What I have written without the slightest intention of giving any offense, has been done in truthfulness and in sorrow and with a kindly feeling towards you and yours. I find that I have to few friends to be able to lose any of them. I have become too aged and feeble to making Philadelphia my permanent place of residence. There is too much noise and bustle, and too much excitement, to suit one who has been living in the quiet and retirement of the country for the past four and twenty years and besides, I like to be in Carlisle and amongst my kin. A word as to my means, to which you have attended. I have along thought them ample for my decent support, without my being a burden to any one, and I think as yet, as my remaining days must be few according to the usual course of nature. But I must confess that those means, looking to the present embarrassments of our land, are rather precarious just now and maybe more so before long. Who knows?

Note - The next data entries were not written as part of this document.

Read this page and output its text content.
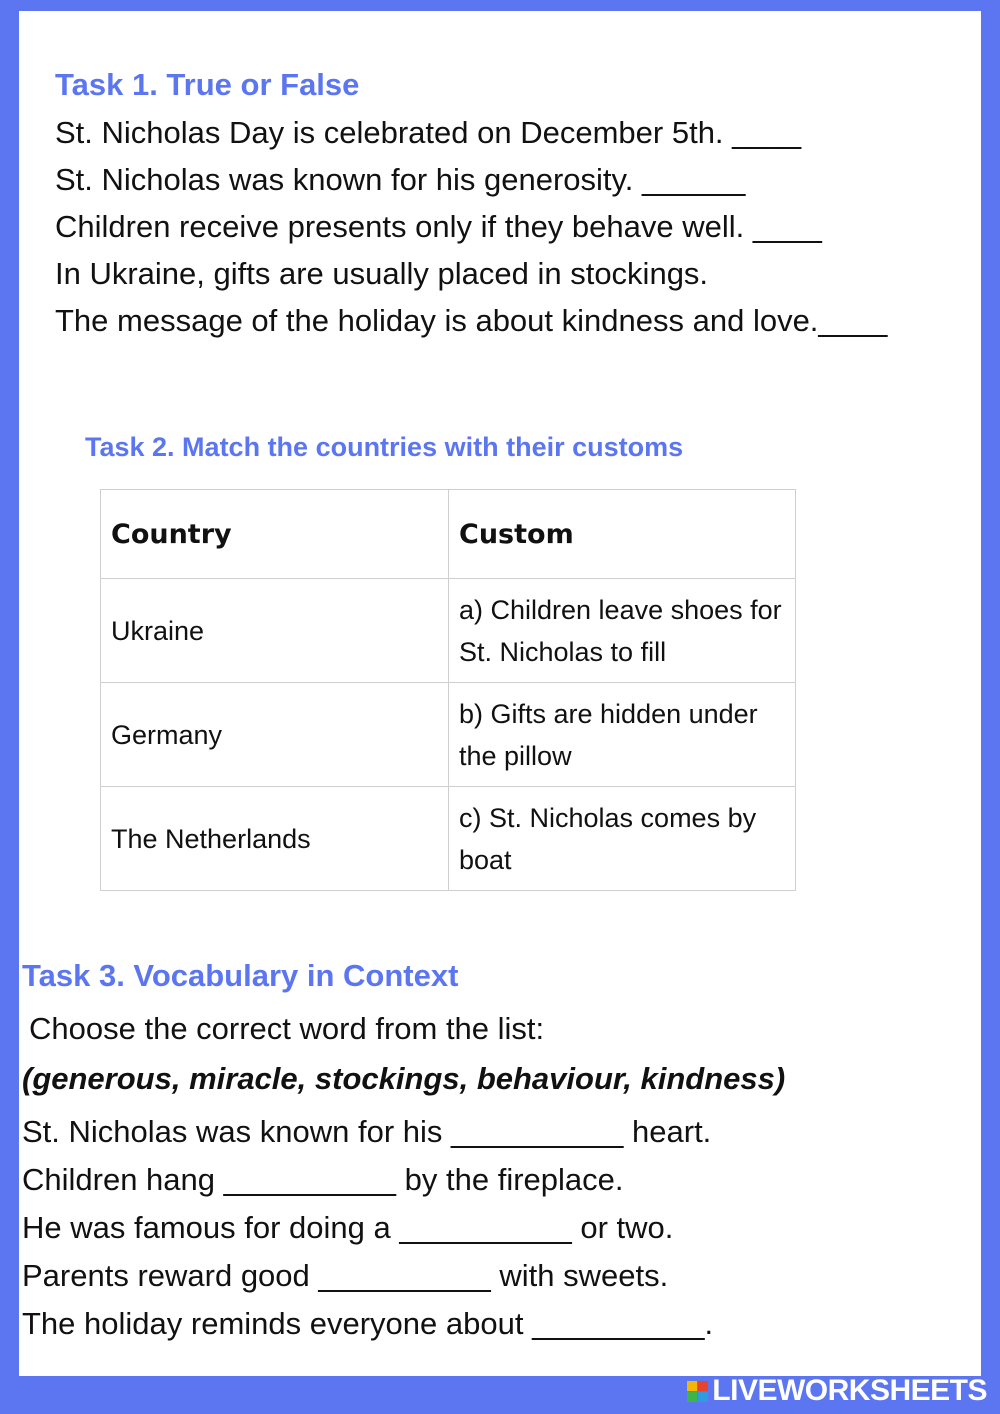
Task 1. True or False
St. Nicholas Day is celebrated on December 5th. ____
St. Nicholas was known for his generosity. ______
Children receive presents only if they behave well. ____
In Ukraine, gifts are usually placed in stockings.
The message of the holiday is about kindness and love.____
Task 2. Match the countries with their customs
Country	Custom
Ukraine	a) Children leave shoes for St. Nicholas to fill
Germany	b) Gifts are hidden under the pillow
The Netherlands	c) St. Nicholas comes by boat
Task 3. Vocabulary in Context
Choose the correct word from the list:
(generous, miracle, stockings, behaviour, kindness)
St. Nicholas was known for his __________ heart.
Children hang __________ by the fireplace.
He was famous for doing a __________ or two.
Parents reward good __________ with sweets.
The holiday reminds everyone about __________.
LIVEWORKSHEETS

I was not well for some weeks before I left home, nor can I say I have improved much since, being feeble, dull, and depressed, though hot really sick. The weather has been anything but fine and we have now a cold rain, so that I can’t take my usual jaunt to West Philadelphia. I saw Henry at home last evening, and think him evidently improving. With kind feeling and best wishes for all and sundry, I will stop this long letter.